The trouble is, he said, all those songs, even the good ones, were booster pieces. But Priolo says the city songs people remember are ones like I Left My Heart in San Francisco.

To pick another star-crossed date in Priolo’s life, both his first and second moves in the Beach fell on April Fool’s.

First he rented a suite in one of the million-dollar homes on Nursewood Avenue. It was a world away from Berkley Street, or his old digs above Jilly’s Tavern.

“You wake up and you can see all the shoreline out to Scarborough, as if you were the first French explorer here,” he said.

And on the street, Priolo saw more people eating ice cream than he’d ever seen in his life, all thanks to Ed’s Real Scoop.

“I was addicted to it,” he said. “I had to go in just about every night.”

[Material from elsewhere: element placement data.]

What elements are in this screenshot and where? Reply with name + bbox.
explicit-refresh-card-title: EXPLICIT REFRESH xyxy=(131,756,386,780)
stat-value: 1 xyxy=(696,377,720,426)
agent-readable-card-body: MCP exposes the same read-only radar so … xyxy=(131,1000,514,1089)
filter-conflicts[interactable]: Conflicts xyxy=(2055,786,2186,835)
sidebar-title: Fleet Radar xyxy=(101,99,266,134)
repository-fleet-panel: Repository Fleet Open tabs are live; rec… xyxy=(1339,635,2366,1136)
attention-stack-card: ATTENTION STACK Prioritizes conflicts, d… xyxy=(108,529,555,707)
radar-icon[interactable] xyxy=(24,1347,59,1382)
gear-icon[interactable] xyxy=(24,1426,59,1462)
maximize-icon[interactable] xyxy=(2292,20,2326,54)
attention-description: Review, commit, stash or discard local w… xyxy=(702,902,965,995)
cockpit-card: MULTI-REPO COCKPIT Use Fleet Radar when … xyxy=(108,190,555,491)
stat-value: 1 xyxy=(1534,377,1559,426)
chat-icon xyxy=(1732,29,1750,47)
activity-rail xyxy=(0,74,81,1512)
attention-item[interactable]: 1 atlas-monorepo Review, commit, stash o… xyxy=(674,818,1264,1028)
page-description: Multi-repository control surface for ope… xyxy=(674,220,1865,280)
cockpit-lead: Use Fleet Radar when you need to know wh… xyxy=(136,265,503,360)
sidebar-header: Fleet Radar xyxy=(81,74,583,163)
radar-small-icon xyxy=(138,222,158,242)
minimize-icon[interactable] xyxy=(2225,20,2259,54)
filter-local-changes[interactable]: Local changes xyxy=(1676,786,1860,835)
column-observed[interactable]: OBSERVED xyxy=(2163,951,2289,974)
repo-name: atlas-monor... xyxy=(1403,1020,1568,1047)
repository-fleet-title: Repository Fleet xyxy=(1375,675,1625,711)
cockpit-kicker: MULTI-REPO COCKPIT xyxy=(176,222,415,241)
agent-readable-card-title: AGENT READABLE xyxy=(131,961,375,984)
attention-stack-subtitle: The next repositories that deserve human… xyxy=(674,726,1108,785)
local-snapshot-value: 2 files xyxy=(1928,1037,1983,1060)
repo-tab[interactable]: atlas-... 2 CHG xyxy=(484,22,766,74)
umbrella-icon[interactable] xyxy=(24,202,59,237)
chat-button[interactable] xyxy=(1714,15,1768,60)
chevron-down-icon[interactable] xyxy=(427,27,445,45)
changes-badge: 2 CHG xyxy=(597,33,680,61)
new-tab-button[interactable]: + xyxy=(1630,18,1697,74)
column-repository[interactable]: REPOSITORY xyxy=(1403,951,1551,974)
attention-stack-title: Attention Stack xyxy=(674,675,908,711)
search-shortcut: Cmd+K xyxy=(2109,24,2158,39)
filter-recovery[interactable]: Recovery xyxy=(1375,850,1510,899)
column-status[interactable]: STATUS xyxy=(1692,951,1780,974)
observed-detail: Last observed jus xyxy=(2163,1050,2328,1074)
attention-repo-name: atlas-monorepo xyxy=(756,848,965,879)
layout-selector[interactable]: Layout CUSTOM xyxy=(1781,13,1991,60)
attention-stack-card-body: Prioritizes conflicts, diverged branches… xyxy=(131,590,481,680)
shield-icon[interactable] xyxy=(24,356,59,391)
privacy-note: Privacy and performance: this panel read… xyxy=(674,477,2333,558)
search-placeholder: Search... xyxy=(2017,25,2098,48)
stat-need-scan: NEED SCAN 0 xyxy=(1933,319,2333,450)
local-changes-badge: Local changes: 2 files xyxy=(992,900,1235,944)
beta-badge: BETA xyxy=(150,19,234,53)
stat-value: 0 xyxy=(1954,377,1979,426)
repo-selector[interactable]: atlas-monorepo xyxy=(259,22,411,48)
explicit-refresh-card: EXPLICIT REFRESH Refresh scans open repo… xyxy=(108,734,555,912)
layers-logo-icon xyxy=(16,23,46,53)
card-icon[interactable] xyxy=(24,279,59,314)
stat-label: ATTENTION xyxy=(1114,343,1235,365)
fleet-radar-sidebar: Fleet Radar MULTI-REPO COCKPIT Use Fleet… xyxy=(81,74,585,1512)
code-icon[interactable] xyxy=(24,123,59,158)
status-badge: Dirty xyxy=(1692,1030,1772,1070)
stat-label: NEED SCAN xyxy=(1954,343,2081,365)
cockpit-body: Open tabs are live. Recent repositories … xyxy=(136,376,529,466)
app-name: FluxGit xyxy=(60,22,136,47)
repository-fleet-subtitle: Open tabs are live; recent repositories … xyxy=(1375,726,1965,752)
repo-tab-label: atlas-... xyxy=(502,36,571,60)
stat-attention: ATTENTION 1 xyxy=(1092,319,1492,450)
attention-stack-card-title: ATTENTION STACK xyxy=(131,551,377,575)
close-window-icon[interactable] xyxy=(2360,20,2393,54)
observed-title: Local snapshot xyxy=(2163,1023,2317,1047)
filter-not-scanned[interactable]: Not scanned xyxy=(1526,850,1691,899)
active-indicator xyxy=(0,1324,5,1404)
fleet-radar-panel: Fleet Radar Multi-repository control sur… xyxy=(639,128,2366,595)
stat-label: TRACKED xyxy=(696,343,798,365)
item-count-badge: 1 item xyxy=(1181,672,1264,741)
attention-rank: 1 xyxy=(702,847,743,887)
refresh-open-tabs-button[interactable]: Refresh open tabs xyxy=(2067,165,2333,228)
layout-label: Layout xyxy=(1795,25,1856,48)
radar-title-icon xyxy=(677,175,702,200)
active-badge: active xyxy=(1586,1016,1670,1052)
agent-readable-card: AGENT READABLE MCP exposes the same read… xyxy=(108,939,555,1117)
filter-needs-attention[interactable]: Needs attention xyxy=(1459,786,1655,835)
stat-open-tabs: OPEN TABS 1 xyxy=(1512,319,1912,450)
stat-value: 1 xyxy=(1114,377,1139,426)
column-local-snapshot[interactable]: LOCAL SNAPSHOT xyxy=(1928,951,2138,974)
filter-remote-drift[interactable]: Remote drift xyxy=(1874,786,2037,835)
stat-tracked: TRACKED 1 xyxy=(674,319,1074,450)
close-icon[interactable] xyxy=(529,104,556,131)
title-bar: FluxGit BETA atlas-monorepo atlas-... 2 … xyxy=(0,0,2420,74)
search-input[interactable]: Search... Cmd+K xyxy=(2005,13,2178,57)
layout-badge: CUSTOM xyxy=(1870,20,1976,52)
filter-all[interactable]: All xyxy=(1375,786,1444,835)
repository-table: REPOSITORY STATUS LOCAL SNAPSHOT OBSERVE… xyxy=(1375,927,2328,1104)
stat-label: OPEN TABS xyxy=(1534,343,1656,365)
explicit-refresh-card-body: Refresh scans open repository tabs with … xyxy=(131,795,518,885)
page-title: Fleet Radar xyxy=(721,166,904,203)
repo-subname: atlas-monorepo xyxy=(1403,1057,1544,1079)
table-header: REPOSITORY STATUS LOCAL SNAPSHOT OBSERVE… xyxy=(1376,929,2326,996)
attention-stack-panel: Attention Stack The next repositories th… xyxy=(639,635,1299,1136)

Besides songwriting and an occasional comedy sketch, Priolo likes to draw New Yorker-style cartoons to capture the Toronto he sees.

Image courtesy Carmin Priolo

A page from Carmin Priolo's sketchbook shows the poise of Beach yoga enthusiasts.

Ed’s has figured big in Priolo’s cartoons ever since he moved to Nursewood then up to his current home in a Woodbine seniors’ residence. Besides the ice cream, Priolo enjoys Ed’s motto: “Make ice cream, not war.”

“I don’t consider myself an artist,” he said, flipping through more cartoons that show yoga on the beach and a short history of the bikini.

“They’re just things so I can get through the day.”

Priolo brought up a quote from Don Quixote. It was on the tip of his tongue, he said. Something about battling melancholy.

Here’s how Cervantes put it:

“The greatest madness a man can be guilty of in this life, is to let himself die outright, without being slain by any person whatever, or destroyed by any other weapon, than the hands of melancholy.”